Этот бред я проговорил уже стоя — но на одной ноге, причём на носке ботинка. Второй ботинок, тот, что не вместил билет, я с неясной целью твёрдо сжимал в руке.

— Опустите ногу и идите.

— Мерси боку, — ответил я вежливо, но ногу не опустил.

— Не за что.

— До новых встреч.

Ирина Ивановна удивлённо посмотрела в мою сторону. Я не уходил. Наше прощание напоминало окончание какого-то старинного концерта: каждый аккорд кажется последним, но за ним следует новый, всё более и более торжественный. Я не унимался, как Бах:

— Удачи вам.

— И вам… того же.

— Мне уже ухойдить? (Я сказал именно так — «ухойдить»).

— Уже да.

— А куда?

— Куда хотите.

— В смысле — домой?

— В смысле — да.

— Ну, тогда до скорого…

— Нет до скорого не надо.

— Тогда до… следующего…

— Хорошо. Идите. Идите домой и отдыхайте.

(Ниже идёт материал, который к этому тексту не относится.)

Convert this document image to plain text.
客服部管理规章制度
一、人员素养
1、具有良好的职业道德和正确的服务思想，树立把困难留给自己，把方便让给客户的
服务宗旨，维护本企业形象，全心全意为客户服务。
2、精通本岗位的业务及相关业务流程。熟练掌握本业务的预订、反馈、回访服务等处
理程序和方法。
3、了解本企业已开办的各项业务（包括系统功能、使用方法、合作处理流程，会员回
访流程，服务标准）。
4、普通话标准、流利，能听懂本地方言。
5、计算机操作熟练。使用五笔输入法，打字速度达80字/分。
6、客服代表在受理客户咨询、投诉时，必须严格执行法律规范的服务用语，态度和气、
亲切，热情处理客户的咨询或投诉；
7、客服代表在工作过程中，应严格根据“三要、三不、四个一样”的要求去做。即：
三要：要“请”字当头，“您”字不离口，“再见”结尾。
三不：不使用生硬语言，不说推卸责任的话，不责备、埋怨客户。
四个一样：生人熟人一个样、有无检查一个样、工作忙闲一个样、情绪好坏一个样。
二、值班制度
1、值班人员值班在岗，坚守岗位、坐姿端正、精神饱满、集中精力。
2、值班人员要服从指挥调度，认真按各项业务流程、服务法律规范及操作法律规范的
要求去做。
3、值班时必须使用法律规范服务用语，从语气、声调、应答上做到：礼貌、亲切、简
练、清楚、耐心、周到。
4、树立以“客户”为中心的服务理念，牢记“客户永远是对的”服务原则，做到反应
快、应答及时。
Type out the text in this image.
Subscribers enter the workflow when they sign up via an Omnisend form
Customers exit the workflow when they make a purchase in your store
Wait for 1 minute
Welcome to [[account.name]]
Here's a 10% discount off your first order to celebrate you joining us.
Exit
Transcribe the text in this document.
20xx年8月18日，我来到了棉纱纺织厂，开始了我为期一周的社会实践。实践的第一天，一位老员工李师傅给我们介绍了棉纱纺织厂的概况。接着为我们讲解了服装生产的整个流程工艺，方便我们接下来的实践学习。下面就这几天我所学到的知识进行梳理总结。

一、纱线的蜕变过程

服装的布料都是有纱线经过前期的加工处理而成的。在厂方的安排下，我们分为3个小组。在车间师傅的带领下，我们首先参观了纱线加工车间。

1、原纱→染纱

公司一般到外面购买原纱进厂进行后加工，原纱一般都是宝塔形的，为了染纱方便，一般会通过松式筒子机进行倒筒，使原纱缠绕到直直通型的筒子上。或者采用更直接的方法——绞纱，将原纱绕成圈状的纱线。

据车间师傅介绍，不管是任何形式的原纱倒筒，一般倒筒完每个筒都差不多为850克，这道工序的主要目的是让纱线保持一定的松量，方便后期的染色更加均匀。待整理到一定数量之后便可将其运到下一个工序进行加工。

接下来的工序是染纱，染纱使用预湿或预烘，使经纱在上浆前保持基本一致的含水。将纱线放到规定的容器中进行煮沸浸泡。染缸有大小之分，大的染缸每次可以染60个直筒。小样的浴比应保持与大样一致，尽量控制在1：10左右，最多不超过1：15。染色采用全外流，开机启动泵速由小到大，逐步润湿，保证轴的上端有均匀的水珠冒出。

Я подумал и сказал последнюю, наиболее, как мне кажется, загадочную фразу этого диалога:

— Хорошо, я пошёл: одна нога тут, другая здесь.

И вышел. Никогда в жизни я больше так не волновался. Волнение продолжалось ещё часа два. Нет, это было даже не волнение, а ступор. Полный и безоговорочный. Только к вечеру ко мне стало понемногу возвращаться сознание.

Историю, как уже было сказано, я сдавал победоносно. Перед этим экзаменом я особенно плотно поел (яичница на сале из четырёх яиц, два бутерброда с колбасой, яблоко, банан, полплитки шоколада и ириска). Мой шаг был бодр, и галльский позор был окончательно забыт. Я шёл покорять мир: абсолютно сухие брюки, никакой дрожи в ногах. Лицо ария. Взгляд Авиценны. Выдержка Конфуция. Здравствуй, мир, завтра ты будешь у моих ног!